All Gaelscoileanna must plead for recognition after decisions on the school requirements of an area have been taken by the "authorities," who wouldn't dream of planning for Gaelscolaíocht unless forced by local demand, and some -- Ratoath, for example -- must survive for a long, long time in unsatisfactory surroundings and depend on the parents and language enthusiasts to pay the teacher's salary and other costs of running a school before gaining official recognition.

Hitherto the Department of Education, surprised that anyone should want education through Irish, granted a generous pupil-teacher ratio, to enable such a new school to get established.

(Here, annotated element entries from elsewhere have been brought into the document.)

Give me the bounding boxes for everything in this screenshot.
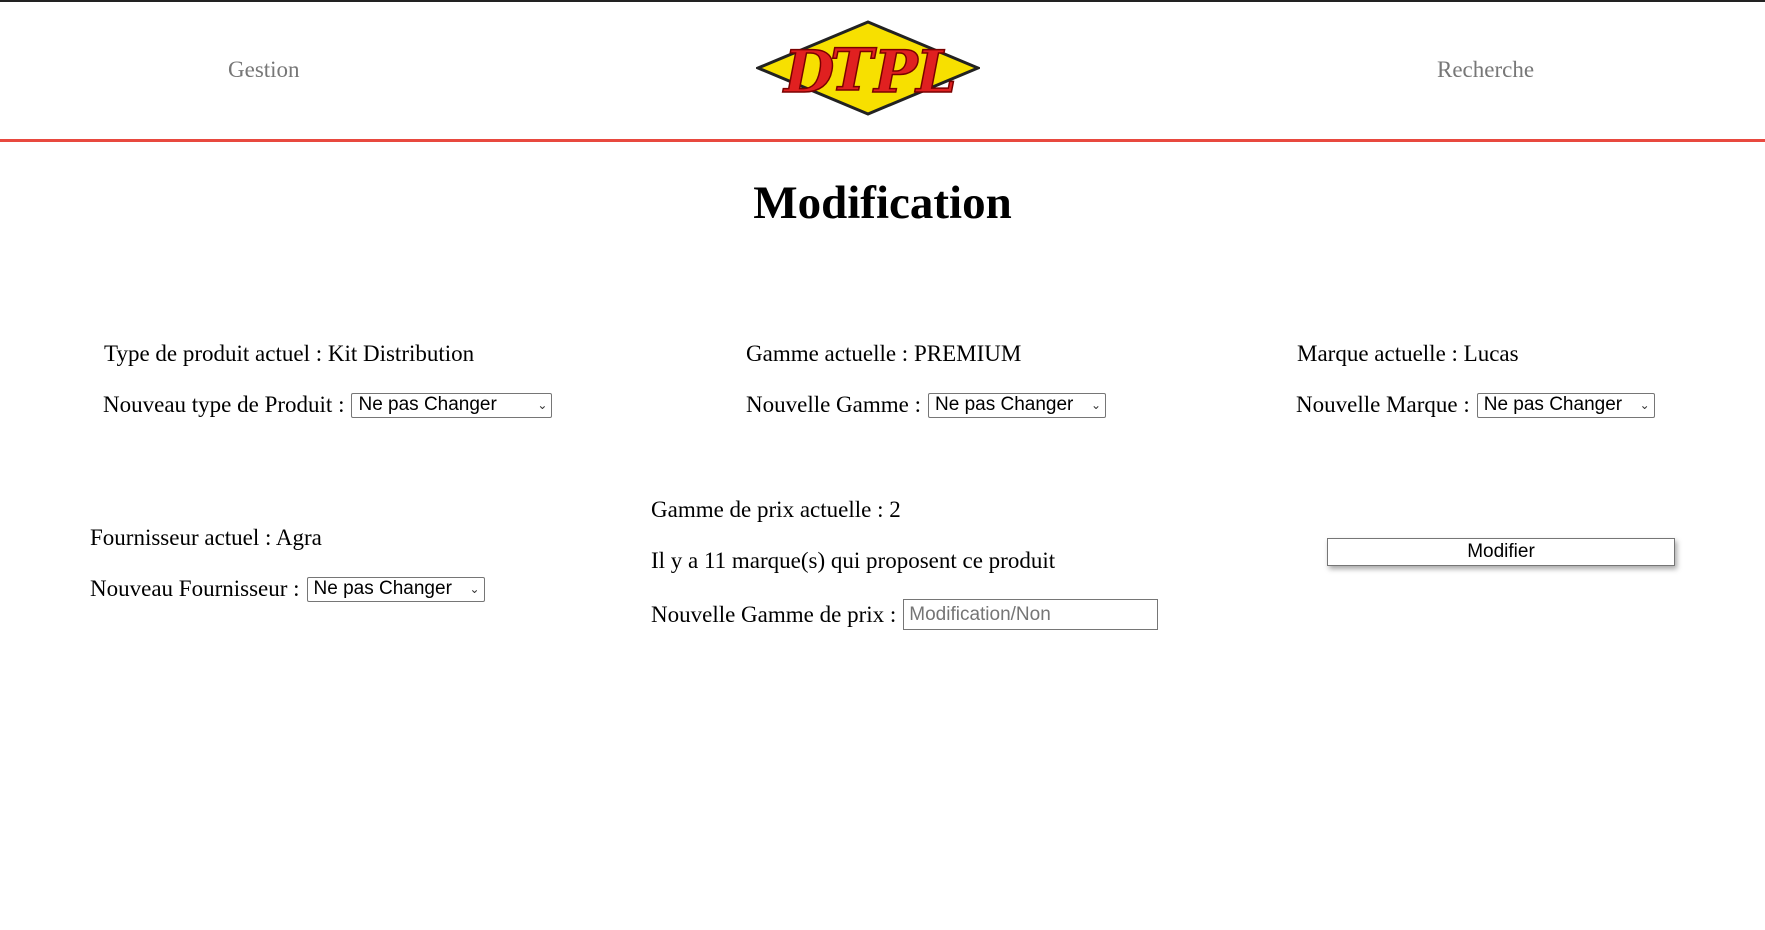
header: Gestion D T P L Recherche bbox=[0, 2, 1765, 142]
svg-text:L: L bbox=[914, 38, 957, 106]
gamme-select-value: Ne pas Changer bbox=[935, 394, 1074, 415]
fournisseur-select[interactable]: Ne pas Changer ⌄ bbox=[306, 576, 485, 602]
price-range-field: Nouvelle Gamme de prix : bbox=[651, 599, 1159, 630]
svg-text:T: T bbox=[830, 36, 877, 104]
chevron-down-icon: ⌄ bbox=[537, 398, 548, 412]
current-gamme: Gamme actuelle : PREMIUM bbox=[746, 341, 1022, 366]
gamme-select[interactable]: Ne pas Changer ⌄ bbox=[928, 392, 1107, 418]
product-type-select[interactable]: Ne pas Changer ⌄ bbox=[351, 392, 553, 418]
current-price-range: Gamme de prix actuelle : 2 bbox=[651, 497, 901, 522]
marque-select[interactable]: Ne pas Changer ⌄ bbox=[1476, 392, 1655, 418]
chevron-down-icon: ⌄ bbox=[469, 582, 480, 596]
gamme-field: Nouvelle Gamme : Ne pas Changer ⌄ bbox=[746, 392, 1107, 418]
price-range-input[interactable] bbox=[903, 599, 1159, 630]
current-fournisseur: Fournisseur actuel : Agra bbox=[90, 525, 322, 550]
modifier-button[interactable]: Modifier bbox=[1327, 538, 1675, 566]
fournisseur-label: Nouveau Fournisseur : bbox=[90, 576, 300, 601]
current-product-type: Type de produit actuel : Kit Distributio… bbox=[104, 341, 475, 366]
chevron-down-icon: ⌄ bbox=[1090, 398, 1102, 412]
marque-field: Nouvelle Marque : Ne pas Changer ⌄ bbox=[1296, 392, 1655, 418]
dtpl-logo[interactable]: D T P L bbox=[756, 20, 980, 117]
nav-link-recherche[interactable]: Recherche bbox=[1437, 57, 1534, 83]
nav-link-gestion[interactable]: Gestion bbox=[228, 57, 300, 83]
product-type-select-value: Ne pas Changer bbox=[358, 394, 497, 415]
gamme-label: Nouvelle Gamme : bbox=[746, 392, 922, 417]
fournisseur-field: Nouveau Fournisseur : Ne pas Changer ⌄ bbox=[90, 576, 485, 602]
marque-select-value: Ne pas Changer bbox=[1483, 394, 1623, 415]
svg-text:D: D bbox=[782, 38, 834, 106]
price-range-label: Nouvelle Gamme de prix : bbox=[651, 601, 897, 627]
marque-label: Nouvelle Marque : bbox=[1296, 392, 1470, 417]
chevron-down-icon: ⌄ bbox=[1639, 398, 1650, 412]
product-type-field: Nouveau type de Produit : Ne pas Changer… bbox=[103, 392, 553, 418]
product-type-label: Nouveau type de Produit : bbox=[103, 392, 345, 417]
svg-text:P: P bbox=[872, 38, 919, 106]
fournisseur-select-value: Ne pas Changer bbox=[313, 578, 452, 599]
brands-count-info: Il y a 11 marque(s) qui proposent ce pro… bbox=[651, 548, 1056, 573]
current-marque: Marque actuelle : Lucas bbox=[1297, 341, 1519, 366]
page-title: Modification bbox=[753, 177, 1012, 229]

Now that has been withdrawn and teachers will lose their jobs and Gaelscoileanna will lose teachers and children will find themselves lost in large classes. All that in addition to the miserable conditions in mouldering prefabs or disused buildings designed for other purposes that are a feature of so many Gaelscoileanna. [Ara! Why don't they just send their children to the English-medium schools like everyone else!]

Forty years ago when the ordinary schools abandoned teaching through Irish in "the A-stream" -- and when Richard Burke had removed the requirement for Irish in exams and in the Civil Service -- parents had to seek education through Irish elsewhere. At that time the Department officials were delighted to see parents making a stand for Irish and indicated they were "pushing on an open door."

Now that those oldtimers have all retired and the new "couldn't-learn-its" are in charge that door has become very stiff and no new all-Irish schools have been permitted in recent years.

This first decision of our new Government bodes ill for the sector and for the language. I can just imagine the discussion at the Cabinet table "Preserve Irish in the Gaeltacht. Forget the rest. They're only floggin' a dead horse."